While I agree with this intuitively, I also just can't get past the argument that people said the same thing when we switched from everyone using ASM to C/Fortran etc.
There is a massive difference in outright transformation of something you created yourself vs a collage of snippets + some sauce based on stuff you did not write yourself. If all you did to use your AI was to train it exclusively on your own work product create during your lifetime I would have absolutely no problem with it, in fact in that case I would love to see copyright extended to the author.
But in the present case the authorship is just removed by shredding the library and then piecing back together the sentences. The fact that under some circumstances AIs will happily reproduce code that was in the training data is proof positive they are to some degree lossy compressors. The more generic something is ("for (i=0;i<MAXVAL;i++) {") the lower the claim for copyright protection. But higher level constructs past a couple of lines that are unique in the training set that are reproduced in the output modulo some name changes and/or language changes should count as automatic transformation (and hence infringing or creating a derivative work).
>can't get past the argument that people said the same thing when we switched from everyone using ASM to C/Fortran
that's a bad comparison for two reasons. One is that C is a transparent language that requires understanding of its underlying mechanics. Using C doesn't absolve you from understanding lower concepts and was never treated as such. The power of C comes squarely with a warning label that this is a double edged sword.
Secondly insofar as people have used higher level languages as a replacement for understanding and introduced a "everyone can code now" mentality the criticism has been validated. What we've gotten, long before AI tooling, were shoddy, slow, insecure tower-of-babel like crappy codebases that were awful for the exact same reason these newest practices are awful.
Introducing new technology must never be an excuse for ignorance, the more powerful the tool the greater the knowledge required of the user. You don't hand the most potent dangerous weapon to the least competent soldier.
The HLL-to-LLM switch is fundamentally different to the assembler-to-HLL switch. With HLLs, there is a transparent homomorphism between the input program and the instructions executed by the CPU. We exploit this property to write programs in HLLs with precision and awareness of what, exactly, is going on, even if we occasionally do sometimes have to drop to ASM because all abstractions are leaky. The relation between an LLM prompt and the instructions actually executed is neither transparent nor a homomorphism. It's not an abstraction in the same sense that an HLL implementation is. It requires a fundamental shift in thinking. This is why I say "stop thinking like a programmer and start thinking like a business person" when people have trouble coding with LLMs. You have to be a whole lot more people-oriented and worry less about all the technical details, because trying to prompt an LLM with anywhere near the precision of using an HLL is just an exercise in frustration. But if you focus on the big picture, the need that you want your program to fill, LLMs can be a tremendous force multiplier in terms of getting you there.

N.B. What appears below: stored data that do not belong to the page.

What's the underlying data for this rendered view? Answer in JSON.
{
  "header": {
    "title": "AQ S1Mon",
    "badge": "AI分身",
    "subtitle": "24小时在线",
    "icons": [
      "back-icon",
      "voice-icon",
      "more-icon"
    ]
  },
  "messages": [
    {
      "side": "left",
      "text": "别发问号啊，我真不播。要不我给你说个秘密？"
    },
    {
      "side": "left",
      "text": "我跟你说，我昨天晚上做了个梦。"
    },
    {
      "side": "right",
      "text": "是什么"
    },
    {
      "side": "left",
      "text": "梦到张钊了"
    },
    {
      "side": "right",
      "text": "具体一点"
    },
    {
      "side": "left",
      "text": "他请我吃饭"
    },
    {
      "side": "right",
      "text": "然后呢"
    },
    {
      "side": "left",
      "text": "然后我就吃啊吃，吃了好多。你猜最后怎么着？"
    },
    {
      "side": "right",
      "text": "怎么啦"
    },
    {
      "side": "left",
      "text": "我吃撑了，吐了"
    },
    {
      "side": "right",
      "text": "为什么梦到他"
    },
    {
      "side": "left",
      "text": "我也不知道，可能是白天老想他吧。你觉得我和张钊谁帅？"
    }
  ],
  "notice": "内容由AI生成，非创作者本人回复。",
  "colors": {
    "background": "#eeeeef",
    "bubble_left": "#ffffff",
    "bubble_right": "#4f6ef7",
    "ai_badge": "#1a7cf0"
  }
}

The study compares ChatGPT use, search engine use, and no tool use.
The issues with moving from ASM to C/Fortran are different from using LLMs.
LLMs are automation, and general purpose automation at that. The Ironies of Automation came out in the 1980s, and we’ve known there are issues. Like Vigilance decrement that comes when you switch from operating a system to monitoring a system for rare errors.
On top of that, previous systems were largely deterministic, you didn’t have to worry that the instrumentation was going to invent new numbers on the dial.
So now automation will go from flight decks and assembly lines, to mom and pop stores. Regular to non-deterministic.
> "I also just can't get past the argument that people said the same thing when we switched from everyone using ASM to C/Fortran etc."
There was no "switch"; the transition took literally decades. Assembler and high level languages co-existed in the mainstream all the way until the 1990s because it was well understood that there was a trade off getting the best performance using assembler (e.g. DOOM's renderer in 1993) and ease of development and portability (something that really mattered when there were a dozen different CPU architectures around) using high level languages.
There is no need to get past the argument because it doesn't exist. Nobody said that.